El apoderado de los demandantes manifestó que el incidente había sido causado por el pésimo estado en el se encontraban los elementos de guerra, en este caso una granada, de los cuales se dotaba a los miembros del ejército. La muerte del soldado Correa Henao ocurrió por fuera de combate (folios 243 a 246, cuaderno 1). El apoderado de la demandada señaló que, en el presente caso, se encontraba probado el hecho exclusivo de la víctima, pues en la noche de los hechos el soldado Correa Henao se encerró en su habitación a limpiar su armamento de dotación, en el que había granadas de fragmentación, al manipular una de ellas explotó, causándole la muerte (folios 247 a 252, cuaderno 2).
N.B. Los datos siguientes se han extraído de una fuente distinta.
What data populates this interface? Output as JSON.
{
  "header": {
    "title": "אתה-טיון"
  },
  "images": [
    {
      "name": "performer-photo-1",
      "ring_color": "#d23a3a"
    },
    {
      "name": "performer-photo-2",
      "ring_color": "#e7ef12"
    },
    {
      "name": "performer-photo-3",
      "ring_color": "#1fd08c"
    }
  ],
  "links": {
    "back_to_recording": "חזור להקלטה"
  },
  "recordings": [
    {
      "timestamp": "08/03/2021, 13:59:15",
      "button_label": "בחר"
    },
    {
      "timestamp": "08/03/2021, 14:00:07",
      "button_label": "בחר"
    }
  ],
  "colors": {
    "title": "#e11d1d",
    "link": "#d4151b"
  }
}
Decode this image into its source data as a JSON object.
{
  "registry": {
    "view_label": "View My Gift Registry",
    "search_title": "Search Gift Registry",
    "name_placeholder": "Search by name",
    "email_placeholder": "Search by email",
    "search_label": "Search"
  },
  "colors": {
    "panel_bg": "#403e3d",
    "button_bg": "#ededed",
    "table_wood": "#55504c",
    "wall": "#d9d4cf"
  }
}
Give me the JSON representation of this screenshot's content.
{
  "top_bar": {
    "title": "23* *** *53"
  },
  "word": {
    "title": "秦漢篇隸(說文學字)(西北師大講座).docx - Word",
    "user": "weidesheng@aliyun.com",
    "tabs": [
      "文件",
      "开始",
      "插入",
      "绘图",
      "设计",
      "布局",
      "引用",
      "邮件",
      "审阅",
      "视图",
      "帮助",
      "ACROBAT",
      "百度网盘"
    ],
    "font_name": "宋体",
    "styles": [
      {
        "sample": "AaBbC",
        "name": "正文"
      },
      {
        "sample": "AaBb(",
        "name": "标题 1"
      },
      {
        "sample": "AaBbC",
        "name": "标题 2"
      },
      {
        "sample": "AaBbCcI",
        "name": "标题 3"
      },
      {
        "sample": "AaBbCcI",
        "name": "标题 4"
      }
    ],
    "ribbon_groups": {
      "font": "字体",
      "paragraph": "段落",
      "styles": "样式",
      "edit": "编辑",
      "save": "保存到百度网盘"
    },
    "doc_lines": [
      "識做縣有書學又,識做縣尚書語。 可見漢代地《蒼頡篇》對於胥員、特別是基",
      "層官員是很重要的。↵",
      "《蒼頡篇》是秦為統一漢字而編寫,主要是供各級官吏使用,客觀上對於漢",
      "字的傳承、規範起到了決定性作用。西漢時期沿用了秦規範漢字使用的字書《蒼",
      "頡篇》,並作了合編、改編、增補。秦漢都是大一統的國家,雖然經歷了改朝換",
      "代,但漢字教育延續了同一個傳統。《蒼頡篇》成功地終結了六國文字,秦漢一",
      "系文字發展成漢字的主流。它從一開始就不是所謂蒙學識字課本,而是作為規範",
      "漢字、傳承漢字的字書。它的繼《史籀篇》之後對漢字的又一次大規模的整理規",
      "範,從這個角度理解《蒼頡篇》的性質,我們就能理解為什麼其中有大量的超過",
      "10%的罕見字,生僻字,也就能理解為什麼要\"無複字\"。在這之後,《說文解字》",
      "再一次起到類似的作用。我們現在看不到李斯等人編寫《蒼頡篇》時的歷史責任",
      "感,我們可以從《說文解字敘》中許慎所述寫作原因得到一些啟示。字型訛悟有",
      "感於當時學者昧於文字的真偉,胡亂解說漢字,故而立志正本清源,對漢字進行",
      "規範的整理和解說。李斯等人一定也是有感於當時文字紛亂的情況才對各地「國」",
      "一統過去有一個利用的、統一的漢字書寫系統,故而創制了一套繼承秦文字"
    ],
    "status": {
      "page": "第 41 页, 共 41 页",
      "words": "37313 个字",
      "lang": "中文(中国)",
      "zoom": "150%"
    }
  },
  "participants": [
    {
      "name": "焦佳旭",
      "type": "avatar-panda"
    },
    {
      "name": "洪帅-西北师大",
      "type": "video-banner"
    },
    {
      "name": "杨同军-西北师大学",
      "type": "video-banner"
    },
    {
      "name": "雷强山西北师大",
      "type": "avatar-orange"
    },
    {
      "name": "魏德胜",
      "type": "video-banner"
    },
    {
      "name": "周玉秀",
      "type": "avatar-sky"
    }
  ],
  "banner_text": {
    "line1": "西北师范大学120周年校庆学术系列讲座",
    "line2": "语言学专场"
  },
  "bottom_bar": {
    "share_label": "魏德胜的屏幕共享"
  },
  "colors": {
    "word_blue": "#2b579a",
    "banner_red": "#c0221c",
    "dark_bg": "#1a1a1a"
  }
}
El representante del ministerio público solicitó que se negaran las pretensiones de la demanda, pues en su criterio, el accidente de debió al manejo imprudente que hizo el soldado del artefacto explosivo,”máxime si se tiene en cuenta la instrucción militar recibida”, la mayor experiencia y conocimiento del occiso en el manejo de explosivos en su condición de soldado voluntario; concluyó que el insuceso “ocurrió dentro de los riesgos normales propios de la actividad militar” (folios 253 a 256, cuaderno 1).
II. SENTENCIA DE PRIMERA INSTANCIA:
Mediante sentencia del seis de agosto de 1998, la Sección Primera del Tribunal Administrativo de Antioquia negó las súplicas de la demanda. El a quo indicó que no se había acreditado descuido o negligencia por parte del ejército, más aún, cuando el soldado voluntario Correa Henao había sido instruido suficientemente en el manejo de las diferentes armas, su muerte “posiblemente obedeció a un accidente originado por el mismo soldado” (folios 258 a 267, cuaderno 2).
III. RECURSO DE APELACIÓN:
1. La parte demandante interpuso recurso de apelación contra la anterior providencia. En la sustentación del recurso señaló que se debía aplicar el régimen de falla presunta y que se debía condenar a la demandada, ya que no se había configurado ninguna causa extraña que la exonerara, en todo caso, como lo dijo en los alegatos de primera instancia, el hecho se debió a la mala calidad del armamento con que dotaban a los miembros de la fuerza pública (folio 269, cuaderno 2).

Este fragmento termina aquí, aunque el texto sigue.